Abstract
Introduction
Familial Mediterranean fever (FMF) is the most common monogenic autoinflammatory disease that can present with various forms of arthritis. This retrospective study aims to evaluate the characteristics of patients with arthritis in a large pediatric cohort of FMF patients.
Methods
The demographic and clinical data were extracted from electronic medical records. Patients with arthritis were grouped as arthritis of FMF and arthritis of FMF-associated diseases.
Results
A total of 541 patients were followed with a diagnosis of FMF in the last 5 years. Acute arthritis of FMF (n: 138) was the most common cause.
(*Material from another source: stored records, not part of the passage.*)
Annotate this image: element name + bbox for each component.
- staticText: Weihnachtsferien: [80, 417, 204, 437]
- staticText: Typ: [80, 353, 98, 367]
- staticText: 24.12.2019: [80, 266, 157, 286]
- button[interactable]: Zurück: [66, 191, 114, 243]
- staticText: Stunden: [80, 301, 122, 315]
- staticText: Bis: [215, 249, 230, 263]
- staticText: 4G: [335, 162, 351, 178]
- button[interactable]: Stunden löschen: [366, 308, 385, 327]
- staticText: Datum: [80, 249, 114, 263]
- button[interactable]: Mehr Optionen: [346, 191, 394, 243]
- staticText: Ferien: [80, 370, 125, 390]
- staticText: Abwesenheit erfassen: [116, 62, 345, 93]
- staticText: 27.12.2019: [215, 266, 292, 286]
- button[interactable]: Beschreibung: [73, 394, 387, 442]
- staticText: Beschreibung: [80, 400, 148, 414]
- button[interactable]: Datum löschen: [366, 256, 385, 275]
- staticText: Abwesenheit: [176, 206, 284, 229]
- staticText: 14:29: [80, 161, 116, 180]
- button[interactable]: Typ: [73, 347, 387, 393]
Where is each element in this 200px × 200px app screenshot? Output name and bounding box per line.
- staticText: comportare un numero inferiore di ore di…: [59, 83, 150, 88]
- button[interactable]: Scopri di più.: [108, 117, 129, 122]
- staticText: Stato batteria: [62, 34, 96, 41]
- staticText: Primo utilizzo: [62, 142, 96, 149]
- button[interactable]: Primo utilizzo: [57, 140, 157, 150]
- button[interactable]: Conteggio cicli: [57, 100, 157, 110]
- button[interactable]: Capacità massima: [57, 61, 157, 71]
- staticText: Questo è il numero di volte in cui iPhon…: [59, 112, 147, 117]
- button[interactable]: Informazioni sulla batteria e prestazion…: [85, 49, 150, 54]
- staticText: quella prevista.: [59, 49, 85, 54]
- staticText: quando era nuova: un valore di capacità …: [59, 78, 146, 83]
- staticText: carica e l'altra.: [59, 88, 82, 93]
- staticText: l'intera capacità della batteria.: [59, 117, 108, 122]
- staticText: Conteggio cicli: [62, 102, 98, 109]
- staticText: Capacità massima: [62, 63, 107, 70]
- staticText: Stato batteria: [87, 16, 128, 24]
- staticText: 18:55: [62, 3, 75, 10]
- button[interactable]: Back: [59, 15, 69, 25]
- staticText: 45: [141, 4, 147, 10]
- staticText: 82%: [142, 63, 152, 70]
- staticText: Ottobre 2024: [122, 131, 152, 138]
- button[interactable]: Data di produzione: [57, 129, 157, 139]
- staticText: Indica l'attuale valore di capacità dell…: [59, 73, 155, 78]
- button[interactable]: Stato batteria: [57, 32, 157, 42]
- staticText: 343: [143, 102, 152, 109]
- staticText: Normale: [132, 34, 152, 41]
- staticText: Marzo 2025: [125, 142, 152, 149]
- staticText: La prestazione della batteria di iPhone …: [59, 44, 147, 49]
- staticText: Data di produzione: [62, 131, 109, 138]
It showed a recurrent course in the majority with a longer duration than other attack symptoms. Significantly higher frequencies of biallelic exon 10 and M694V mutations, erysipelas-like erythema, and protracted febrile myalgia were detected in these patients, particularly in those older than 2 years of age. Sacroiliitis of FMF was the second most common cause (n: 19). Patients with acute arthritis and sacroiliitis of FMF needed higher doses of colchicine. One patient with neonatal-onset FMF and M694V homozygosity was diagnosed with protracted arthritis. Arthritides of FMF-associated diseases including IgA vasculitis (n: 10), juvenile idiopathic arthritis (n: 9), chronic nonbacterial osteomyelitis (n: 5), and inflammatory bowel disease (n: 2) were detected in 26 patients.
Conclusions
Arthritis is an important clinical finding of FMF mostly associated with M694V mutations. The frequency of protracted arthritis is declined, whereas sacroiliitis of FMF and arthritis of associated diseases expand the spectrum of arthritis. This study represents the changing face and current perspectives of arthritis in FMF.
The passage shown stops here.